Thursday, November 18, 2010


You must be worried about me.

I know what you are thinking: “If they rescind the tax breaks for the top one per cent of earners, will this hurt Jerry?”

Well, put your minds at rest, I am firmly ensconced in the lower 99%. In fact, as a struggling writer (lower 5 %) and artist (lower 2.5 %) who is also unemployed, I am dropping in the rankings faster than the N.Y. Mets in September. I have a very comfortable cushion between me and tax cut rescindination, thank you very much.

I don’t feel too sorry for those one-per-centers, either. I had to cough up my unemployment, so let them kick in a few zillion to keep the Polarized Express rolling on the tracks.

I am not a mathematician (upper 20 %), but it strikes me that 99 per cent is clearly a majority. Why do we keep electing people who just want to help the top tier?

Supposedly, because it helps us. I am not an economist (top 10 %), but theoretically, some of the money they save is supposed to trickle down to the masses. Let me tell you, I am an old guy and have been waiting since the Reagan administration for some of that gravy to reach me, but my drip-pan is still dry.

There are other reasons that many of us think that it helps us to help rich people: a.) we are not smart; in fact, many of us watch Fox News; b) we really don’t want to see Oprah get screwed; c) we don’t want to screw ourselves, since it would be just our luck to hit the lottery AFTER the tax breaks have been rescinded.

This exposes an inherent flaw in the Trickle Down Theory: rich people ARE smart. Unlike us, they don’t run off to Wal-Mart to buy a hot tub and a new shotgun as soon as they get a few extra bucks. No, they invest. And what do they invest in? Hedge funds. And who runs hedge funds? The top one per cent of wage earners. I rest my case (lawyers: top 5%)

Also, the rich can afford the best. Who produces the best? You guessed it, the top one per cent of earners. Let’s personalize this by focusing on writing. A rich person couldn’t buy this crap if he wanted to because I can’t sell it to anybody who would sell it to him. So if he wants something to read, he has to buy a book by James Patterson.
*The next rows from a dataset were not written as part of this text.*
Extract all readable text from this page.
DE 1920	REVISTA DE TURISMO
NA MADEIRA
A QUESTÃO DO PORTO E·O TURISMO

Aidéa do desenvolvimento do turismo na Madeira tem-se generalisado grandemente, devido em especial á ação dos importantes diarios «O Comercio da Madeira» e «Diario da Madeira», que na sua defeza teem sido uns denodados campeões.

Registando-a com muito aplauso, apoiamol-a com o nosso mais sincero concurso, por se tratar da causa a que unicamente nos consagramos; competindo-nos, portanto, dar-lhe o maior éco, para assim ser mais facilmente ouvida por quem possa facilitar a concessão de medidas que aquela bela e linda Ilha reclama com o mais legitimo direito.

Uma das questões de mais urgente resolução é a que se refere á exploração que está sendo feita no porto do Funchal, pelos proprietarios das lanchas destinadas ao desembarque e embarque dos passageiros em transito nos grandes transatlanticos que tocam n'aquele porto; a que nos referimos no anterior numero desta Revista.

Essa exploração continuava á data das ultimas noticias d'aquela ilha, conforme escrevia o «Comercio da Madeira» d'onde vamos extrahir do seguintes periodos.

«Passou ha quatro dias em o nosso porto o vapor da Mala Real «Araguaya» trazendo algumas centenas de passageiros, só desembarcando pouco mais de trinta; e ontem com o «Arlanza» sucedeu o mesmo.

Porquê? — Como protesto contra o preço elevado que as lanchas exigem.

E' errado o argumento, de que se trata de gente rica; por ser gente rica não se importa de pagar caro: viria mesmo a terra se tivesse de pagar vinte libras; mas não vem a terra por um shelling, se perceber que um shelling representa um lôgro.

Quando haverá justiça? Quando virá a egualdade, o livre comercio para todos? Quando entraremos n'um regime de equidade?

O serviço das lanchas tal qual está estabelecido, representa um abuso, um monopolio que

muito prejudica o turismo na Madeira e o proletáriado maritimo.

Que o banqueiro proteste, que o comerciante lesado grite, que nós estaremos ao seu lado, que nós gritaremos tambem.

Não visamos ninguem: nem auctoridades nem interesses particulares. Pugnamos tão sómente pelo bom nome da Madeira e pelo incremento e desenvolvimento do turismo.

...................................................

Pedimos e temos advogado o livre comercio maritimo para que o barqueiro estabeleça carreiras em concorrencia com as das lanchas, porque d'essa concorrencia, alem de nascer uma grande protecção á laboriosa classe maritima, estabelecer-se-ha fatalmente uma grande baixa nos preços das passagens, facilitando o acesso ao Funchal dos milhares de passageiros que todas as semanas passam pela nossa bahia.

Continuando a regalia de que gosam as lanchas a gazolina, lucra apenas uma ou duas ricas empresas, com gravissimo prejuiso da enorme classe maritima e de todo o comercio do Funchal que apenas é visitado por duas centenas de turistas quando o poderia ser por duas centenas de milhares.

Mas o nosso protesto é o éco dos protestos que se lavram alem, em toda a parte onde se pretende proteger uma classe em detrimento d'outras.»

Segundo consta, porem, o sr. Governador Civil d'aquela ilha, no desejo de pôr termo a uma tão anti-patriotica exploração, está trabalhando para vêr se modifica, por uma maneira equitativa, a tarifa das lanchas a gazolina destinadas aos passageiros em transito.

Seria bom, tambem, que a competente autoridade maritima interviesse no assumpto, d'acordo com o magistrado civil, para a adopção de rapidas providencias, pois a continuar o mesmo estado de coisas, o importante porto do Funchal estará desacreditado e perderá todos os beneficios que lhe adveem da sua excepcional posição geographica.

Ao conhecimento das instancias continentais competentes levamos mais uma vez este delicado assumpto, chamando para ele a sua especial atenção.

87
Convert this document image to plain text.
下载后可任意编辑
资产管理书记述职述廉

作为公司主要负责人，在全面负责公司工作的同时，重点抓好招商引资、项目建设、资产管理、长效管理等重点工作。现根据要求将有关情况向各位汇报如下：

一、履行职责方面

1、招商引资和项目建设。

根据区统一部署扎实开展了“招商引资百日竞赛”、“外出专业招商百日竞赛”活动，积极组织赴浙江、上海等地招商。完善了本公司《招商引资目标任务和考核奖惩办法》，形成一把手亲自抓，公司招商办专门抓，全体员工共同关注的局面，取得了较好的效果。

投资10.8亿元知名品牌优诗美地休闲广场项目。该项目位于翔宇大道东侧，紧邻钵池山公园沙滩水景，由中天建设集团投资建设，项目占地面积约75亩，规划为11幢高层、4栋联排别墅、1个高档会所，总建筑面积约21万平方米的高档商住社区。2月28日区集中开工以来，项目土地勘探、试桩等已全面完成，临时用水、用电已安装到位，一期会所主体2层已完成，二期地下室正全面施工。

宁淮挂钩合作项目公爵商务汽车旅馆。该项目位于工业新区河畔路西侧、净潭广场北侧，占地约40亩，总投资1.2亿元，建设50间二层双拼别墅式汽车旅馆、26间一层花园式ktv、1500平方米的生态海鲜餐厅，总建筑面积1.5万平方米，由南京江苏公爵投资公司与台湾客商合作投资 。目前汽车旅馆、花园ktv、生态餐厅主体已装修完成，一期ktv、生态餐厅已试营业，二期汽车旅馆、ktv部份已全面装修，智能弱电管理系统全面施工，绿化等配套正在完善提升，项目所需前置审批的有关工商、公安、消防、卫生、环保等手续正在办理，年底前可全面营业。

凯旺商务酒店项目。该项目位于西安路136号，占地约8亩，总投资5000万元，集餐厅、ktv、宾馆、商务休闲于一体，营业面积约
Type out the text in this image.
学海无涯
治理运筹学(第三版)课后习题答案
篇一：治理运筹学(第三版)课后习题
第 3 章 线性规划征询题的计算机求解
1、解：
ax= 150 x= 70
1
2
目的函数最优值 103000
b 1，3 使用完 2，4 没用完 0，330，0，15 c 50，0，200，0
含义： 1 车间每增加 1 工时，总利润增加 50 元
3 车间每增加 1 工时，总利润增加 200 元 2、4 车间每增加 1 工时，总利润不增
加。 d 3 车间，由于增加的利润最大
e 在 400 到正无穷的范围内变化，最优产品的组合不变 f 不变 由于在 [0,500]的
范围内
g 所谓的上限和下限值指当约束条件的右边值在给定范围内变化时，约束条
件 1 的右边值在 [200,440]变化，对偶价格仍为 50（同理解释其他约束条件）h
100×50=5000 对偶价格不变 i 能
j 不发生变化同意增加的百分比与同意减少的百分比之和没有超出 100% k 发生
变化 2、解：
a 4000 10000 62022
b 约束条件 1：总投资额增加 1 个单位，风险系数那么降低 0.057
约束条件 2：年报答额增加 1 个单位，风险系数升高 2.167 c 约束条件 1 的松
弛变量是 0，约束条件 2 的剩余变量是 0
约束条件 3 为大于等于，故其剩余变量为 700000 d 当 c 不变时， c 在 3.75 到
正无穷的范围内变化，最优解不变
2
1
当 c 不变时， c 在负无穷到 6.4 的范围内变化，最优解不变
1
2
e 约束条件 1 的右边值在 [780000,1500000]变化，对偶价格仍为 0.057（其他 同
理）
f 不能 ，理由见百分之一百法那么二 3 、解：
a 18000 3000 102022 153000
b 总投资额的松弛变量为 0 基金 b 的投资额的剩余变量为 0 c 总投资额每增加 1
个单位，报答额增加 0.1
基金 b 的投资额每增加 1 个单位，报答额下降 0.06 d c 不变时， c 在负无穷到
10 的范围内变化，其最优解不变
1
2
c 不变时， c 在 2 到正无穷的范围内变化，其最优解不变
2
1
According to the N.Y. Times Magazine, this guy is like a digitized Dickens who works on 12 novels at once, all sure-fire best sellers. While texting one with his toes, he tweets another on his iphone, dictates a third and has a legion of minions working on the others. In other words, he is in the top one per cent of earners. No gravy for moi.

So as you tuck yourself in tonight, say a prayer for Rush, shed a tear for Cheney, but don’t worry about me: I’m good. Oh, and a goodnight thought for my children: don’t lose any sleep about that whole estate tax thing. You don’t have a dog in that fight.